In this paper all factors of the presented machine (basically a “robot” but the author avoids use of the word). This includes design considerations as well as methodology for each facet of the machine. The machine was built to explore current technologies and to see whether current technologies can conceivably build such a machine. The machine itself consists of a TV camera for sight (“eyes”), several microphones, both a hydraulic and electric 2 joint robotic gripper, a CRT display all connected to the PDP-6 computer which was the most advanced computer of its time. These components where chosen because a major considerations was the use of off-the-shelf components and ease of interfacing. A description is given of the details and further reasoning for each of these components with respect to their primary purpose. Examples include

  • The use of both a condenser microphone with a sample rate of 20k and a 3 band filtered microphone without use of a pre-processor filter bank so as to collect the raw audio waveform directly
  • The choice of using either an electric or a hydraulic arm. The hydraulic arm was more preferable, being much more accurate and accurate but unfortunately less safe, so the electric arm was mostly used instead.
  • The use of dynamic visual input dependent on static vs moving scenes to reduce memory consumption.

Following that an explanation of the data analysis techniques used for control are then presented.

  • Visual They discuss the use of linguistic models (My interpretation is of a bag-of-words like method) for doing 3D scene analysis. They also discuss weaknesses of this model, including connectivity and dependence of objects, error recovery and how to handle obscured objects.
  • Audio Commands The audio system is used to handle voice commands. This involves the problem of audio segmentation and a discussion is provided on how to compare sounds (Euclidean distance does not work and heuristics are provided for a different metric) and how to recognise sounds from speech phenomes. This leads to the presentation of a basic control language and the challenges in recognising those sounds and how the system was made somewhat more robust.
  • Robot Arm Control Small details are given in terms of physical controls of the arm with reference to other work for kinematics, obstacle avoidance and planning - these are areas which he describes need work. In this section, the focus is primarily on developing a control language/grammar for the arm with respect to the world. For example, for the use of phrases such as “Pick up the large block on the lower left corner”.

Paper Review

An interesting paper to read to get the perspective of the time from a well known author - John McCarthy - in the AI field. The content is interesting and gives an interesting perspective on the technologies and methods available to the author at the time and seeing how things have developed until current times. The work tackles 3 current major areas of research and does a good job at explaining the challenges faced and potential future problems with their solutions, although it would seem with more of a focus on speech recognition.

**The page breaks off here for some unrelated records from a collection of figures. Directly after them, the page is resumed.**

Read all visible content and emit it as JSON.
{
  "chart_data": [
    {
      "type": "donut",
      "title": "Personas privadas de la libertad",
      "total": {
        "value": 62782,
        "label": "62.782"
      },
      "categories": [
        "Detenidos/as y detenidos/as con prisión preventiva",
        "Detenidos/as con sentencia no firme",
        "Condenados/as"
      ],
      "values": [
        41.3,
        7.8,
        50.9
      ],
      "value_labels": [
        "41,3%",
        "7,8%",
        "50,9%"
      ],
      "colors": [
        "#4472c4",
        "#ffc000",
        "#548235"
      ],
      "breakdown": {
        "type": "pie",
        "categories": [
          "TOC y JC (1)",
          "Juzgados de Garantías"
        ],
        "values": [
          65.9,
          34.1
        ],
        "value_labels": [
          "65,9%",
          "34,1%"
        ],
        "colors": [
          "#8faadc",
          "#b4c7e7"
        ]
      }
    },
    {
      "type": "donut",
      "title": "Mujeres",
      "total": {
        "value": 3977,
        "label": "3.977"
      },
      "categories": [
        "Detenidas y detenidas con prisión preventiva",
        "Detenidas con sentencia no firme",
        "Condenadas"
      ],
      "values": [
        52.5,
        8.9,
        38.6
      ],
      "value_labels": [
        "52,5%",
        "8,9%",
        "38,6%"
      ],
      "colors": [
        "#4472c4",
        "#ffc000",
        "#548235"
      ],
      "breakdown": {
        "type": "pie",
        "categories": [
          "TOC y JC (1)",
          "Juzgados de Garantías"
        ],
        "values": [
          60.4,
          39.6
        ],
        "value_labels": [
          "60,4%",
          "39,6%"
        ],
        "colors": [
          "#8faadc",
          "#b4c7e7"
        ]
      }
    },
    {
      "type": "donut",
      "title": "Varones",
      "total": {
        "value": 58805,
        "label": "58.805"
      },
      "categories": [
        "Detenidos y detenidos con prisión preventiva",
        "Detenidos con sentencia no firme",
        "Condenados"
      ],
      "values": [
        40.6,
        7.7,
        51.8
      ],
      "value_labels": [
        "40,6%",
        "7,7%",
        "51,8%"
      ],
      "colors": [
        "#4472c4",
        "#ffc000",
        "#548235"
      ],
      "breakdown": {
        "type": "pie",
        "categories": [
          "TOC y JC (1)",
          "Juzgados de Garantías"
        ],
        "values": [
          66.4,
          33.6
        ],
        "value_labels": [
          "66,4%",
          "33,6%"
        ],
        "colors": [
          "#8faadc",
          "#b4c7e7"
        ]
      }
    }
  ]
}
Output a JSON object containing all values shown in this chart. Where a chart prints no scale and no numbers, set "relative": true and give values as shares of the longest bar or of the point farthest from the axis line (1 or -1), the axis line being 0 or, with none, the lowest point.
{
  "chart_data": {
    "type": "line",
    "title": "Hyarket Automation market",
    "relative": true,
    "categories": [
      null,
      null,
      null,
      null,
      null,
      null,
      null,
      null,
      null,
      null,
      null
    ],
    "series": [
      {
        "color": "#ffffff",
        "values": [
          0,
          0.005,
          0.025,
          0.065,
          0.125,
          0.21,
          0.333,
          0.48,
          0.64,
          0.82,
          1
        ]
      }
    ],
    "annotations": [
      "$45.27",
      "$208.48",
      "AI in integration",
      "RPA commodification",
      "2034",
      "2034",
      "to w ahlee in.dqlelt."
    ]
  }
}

My main concern with the paper is that after reading I am not entirely sure whether they actually built a functioning version of the system which is described. They reference many possible techniques of which one is implemented, but the chosen one is glossed over. No evaluation is given on the operation of their robot on any tasks they tried to get it to complete which is slightly disappointing. It leads me to doubt whether the robot did actually function as the authors intended.


The contents of the paper were very interesting to read about indeed and looking back upon the work, it suggested many of the techniques that were used in the decades to come. As mentioned above, the linguistic approach appears to be a proto-bag-of-words technique and references are given to edge filters in times when cameras have more pixels. In the following years much work has been focused on identifying phonemes for speech recognition and this paper seems to be one of the earliest which attempts such a method. The mechanical arm control component can perhaps still be seen as an open problem in understanding the semantics of a scene more than the arm control itself, but work has only recently begun to see success in this area with the advent of deep labelling networks.

Overall, it seems like an interesting exploratory work to collate the challenges in bringing together a seeing, hearing and acting robot. In this respect, it did indeed hit the aims of the paper I outlined which is good. The paper itself is fairly well structured and feels more casual than current papers, with McCarthy injecting jokes such as his statement on the hydraulic arm. The level of the paper was good for introductory readers, but I feel it left out some important mathematical details on some of the techniques involved that would have been useful for a more complete understanding of the work. It’s an interesting read to get a perspective on the time, but I don’t particularly recommend reading it as it does not provide insight into much else.